« Il faut créer un fonds souverain européen de plusieurs centaines de milliards pour les entreprises stratégiques »

Le 21/04/2023 à 8:06 par Frédéric Rémond

L’Europe peut-elle revenir dans la course mondiale aux semi-conducteurs ? Vincent Markus, CEO du Provençal Menta spécialisé dans la logique programmable embarquée, détaille les raisons de son optimisme, mais aussi des mesures à prendre d’urgence.

 

 

Electroniques : L’Union Européenne parviendra-t-elle à s’imposer en acteur majeur des semi-conducteurs ? La domination de l’industrie européenne des puces par trois champions nationaux (ST, NXP, Infineon) impliqués dans des marchés similaires (composants automobiles, circuits de puissance, microcontrôleurs…) ne phagocyte-t-elle pas une partie des innovations émanant du Vieux Continent ?
Vincent Markus : La question n’est pas de savoir si l’Europe parviendra à s’imposer : elle n’a pas d’autre choix que d’y parvenir. Certes, la prise de conscience de l’importance géostratégique majeure des semi-conducteurs dans la compétition économique mondiale a été tardive. Mais il faut saluer les inflexions récentes : en Europe avec l’ambitieux European Chip Act porté par le Commissaire Thierry Breton ; et en France depuis le discours du Président à Crolles le 12 juillet dernier, que la DGE à Bercy met en œuvre avec efficacité. Je suis pour ma part relativement optimiste, pour peu que nous prenions les bonnes décisions stratégiques. Il y a les acteurs majeurs de la fabrication de semi-conducteurs, que vous avez cités : il faut les soutenir. Mais appuyer le développement de chaines de fabrication de semi-conducteurs, sans avancer en même temps sur la capacité de l’industrie européenne à concevoir l’architecture des circuits intégrés, ce serait un non-sens. D’abord parce qu’il risque d’y avoir un goulet d’étranglement au niveau du fabricant des machines destinées à équiper les futures chaines de production qui est pour ainsi le seul. L’un des enjeux de demain consistera à pouvoir concevoir des puces hétérogènes à partir de puces élémentaires ou chiplets, quel qu’en soit le lieu de production. C’est bien parce que nous sommes persuadés que la valeur ajoutée de demain réside dans la conception de ces circuits intégrés que Menta s’est positionné sur ce créneau. Pour le moment, l’European Chip Act est très bon sur la fabrication, et les avancées récentes sur la conception sont encourageantes. Je pense que l’on peut encore le compléter pour que l’Europe devienne un acteur majeur du secteur.

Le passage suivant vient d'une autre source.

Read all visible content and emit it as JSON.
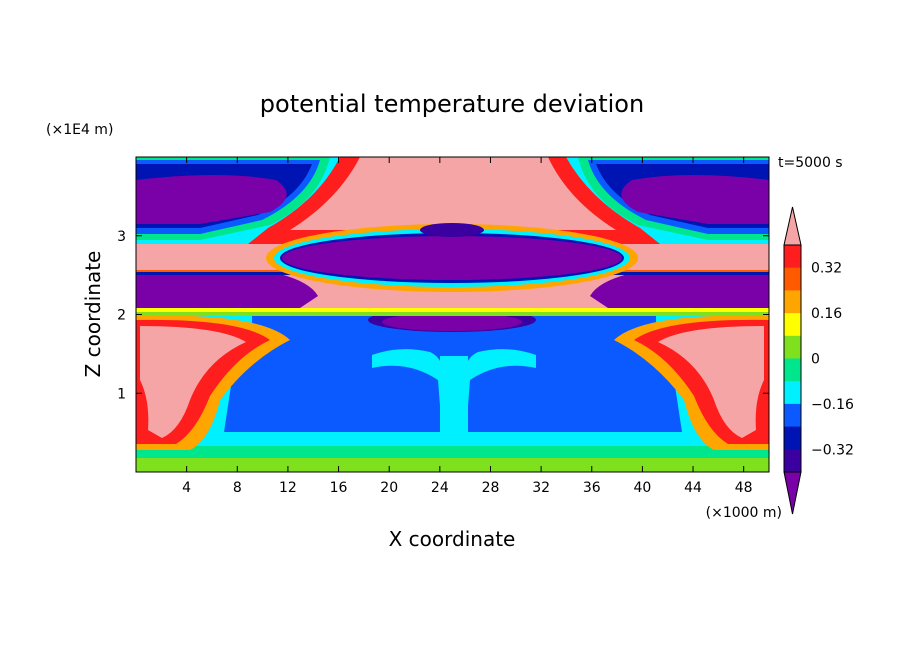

Electroniques : La plupart des start-up et PME européennes du secteur vantent les structures publiques de recherche et de soutien financier initial présentes en Europe, mais font ensuite face, lorsqu’il s’agit d’industrialiser et de commercialiser, au désintérêt des investisseurs, qu’il s’agisse des banques traditionnelles ou de capital-risque. Comment y remédier ? Le rôle de structures comme Bpifrance est-il appelé à se développer ?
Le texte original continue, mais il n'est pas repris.